Je crois comme lui que, si la baisse des prix pour les consommateurs est un objectif louable sur lequel tout le monde peut s'accorder, il ne faut pas oublier que ces derniers sont aussi des salariés et des contribuables. L'essentiel réside dans la politique des revenus, la politique de baisse des prix conduisant inévitablement à des comportements dangereux pour les salariés et pour les sous-traitants et fournisseurs, en particulier pour les PME et les TPE.
Nous aurons l'occasion de l'évoquer de nouveau dans la suite de la discussion, mais gardons toujours en mémoire l'exemple des Pays-Bas, où la guerre des prix dans le secteur de la grande distribution s'est traduite par une disparition de 10 000 à 15 000 emplois.
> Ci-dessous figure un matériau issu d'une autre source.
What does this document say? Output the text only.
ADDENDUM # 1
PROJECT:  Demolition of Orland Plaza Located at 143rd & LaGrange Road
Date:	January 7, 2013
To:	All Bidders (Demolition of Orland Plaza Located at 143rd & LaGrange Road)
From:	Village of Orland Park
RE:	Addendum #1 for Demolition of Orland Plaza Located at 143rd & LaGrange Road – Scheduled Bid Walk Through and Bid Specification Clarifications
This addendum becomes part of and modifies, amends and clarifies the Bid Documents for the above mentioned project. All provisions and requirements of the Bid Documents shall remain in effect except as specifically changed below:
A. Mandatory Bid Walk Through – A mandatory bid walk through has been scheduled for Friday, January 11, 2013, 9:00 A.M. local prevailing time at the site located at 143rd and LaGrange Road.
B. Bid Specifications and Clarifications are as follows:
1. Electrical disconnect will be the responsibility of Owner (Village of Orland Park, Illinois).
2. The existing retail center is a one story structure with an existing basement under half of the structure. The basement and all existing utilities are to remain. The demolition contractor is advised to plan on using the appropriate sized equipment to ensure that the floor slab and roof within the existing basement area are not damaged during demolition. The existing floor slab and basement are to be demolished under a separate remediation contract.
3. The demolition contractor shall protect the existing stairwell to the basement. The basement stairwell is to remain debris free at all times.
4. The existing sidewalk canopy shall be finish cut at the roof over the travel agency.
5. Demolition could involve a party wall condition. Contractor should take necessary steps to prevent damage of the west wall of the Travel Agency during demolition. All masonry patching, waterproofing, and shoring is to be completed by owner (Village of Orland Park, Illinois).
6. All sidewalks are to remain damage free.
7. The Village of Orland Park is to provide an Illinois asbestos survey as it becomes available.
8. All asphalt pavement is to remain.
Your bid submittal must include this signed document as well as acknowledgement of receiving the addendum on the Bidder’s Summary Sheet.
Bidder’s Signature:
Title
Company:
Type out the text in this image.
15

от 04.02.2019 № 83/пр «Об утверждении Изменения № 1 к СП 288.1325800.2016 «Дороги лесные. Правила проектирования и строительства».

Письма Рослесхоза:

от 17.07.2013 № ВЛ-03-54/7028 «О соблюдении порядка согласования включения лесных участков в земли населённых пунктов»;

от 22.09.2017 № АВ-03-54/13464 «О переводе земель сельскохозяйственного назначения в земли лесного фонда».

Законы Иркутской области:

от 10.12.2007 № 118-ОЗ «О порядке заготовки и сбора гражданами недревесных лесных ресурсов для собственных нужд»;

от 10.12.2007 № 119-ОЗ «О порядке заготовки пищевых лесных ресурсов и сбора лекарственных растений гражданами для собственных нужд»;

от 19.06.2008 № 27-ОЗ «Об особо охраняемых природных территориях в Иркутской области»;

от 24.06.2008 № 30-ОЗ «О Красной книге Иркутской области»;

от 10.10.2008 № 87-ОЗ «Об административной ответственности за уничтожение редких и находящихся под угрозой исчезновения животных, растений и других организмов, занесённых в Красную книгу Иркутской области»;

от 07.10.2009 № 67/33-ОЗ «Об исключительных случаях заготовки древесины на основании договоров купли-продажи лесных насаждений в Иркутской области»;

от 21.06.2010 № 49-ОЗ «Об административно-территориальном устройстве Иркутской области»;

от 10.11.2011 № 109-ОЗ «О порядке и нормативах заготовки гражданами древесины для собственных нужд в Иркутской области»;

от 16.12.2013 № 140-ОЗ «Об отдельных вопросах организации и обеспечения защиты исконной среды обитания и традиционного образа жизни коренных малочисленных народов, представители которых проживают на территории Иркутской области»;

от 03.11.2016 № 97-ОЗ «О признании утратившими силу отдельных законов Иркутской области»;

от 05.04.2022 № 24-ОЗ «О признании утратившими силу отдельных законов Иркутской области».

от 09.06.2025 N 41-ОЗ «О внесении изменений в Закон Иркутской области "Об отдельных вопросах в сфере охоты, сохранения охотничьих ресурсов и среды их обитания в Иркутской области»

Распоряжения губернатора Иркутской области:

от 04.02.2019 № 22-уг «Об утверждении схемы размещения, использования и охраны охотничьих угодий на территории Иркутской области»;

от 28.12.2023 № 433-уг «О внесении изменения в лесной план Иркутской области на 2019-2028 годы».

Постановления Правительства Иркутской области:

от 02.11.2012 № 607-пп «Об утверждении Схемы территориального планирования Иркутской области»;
Nous ne pouvons que faire observer que c'est Nicolas Sarkozy qui a mis le feu au poudre en s'attaquant à la relance de la consommation par le biais d'une prétendue baisse des prix. Il se félicitait, lors du débat au Sénat, en juillet dernier, sur le projet de loi pour le soutien à la consommation et à l'investissement, que la consommation des ménages ait permis à la France d'échapper à la récession, alors que les investissements et les exportations diminuaient...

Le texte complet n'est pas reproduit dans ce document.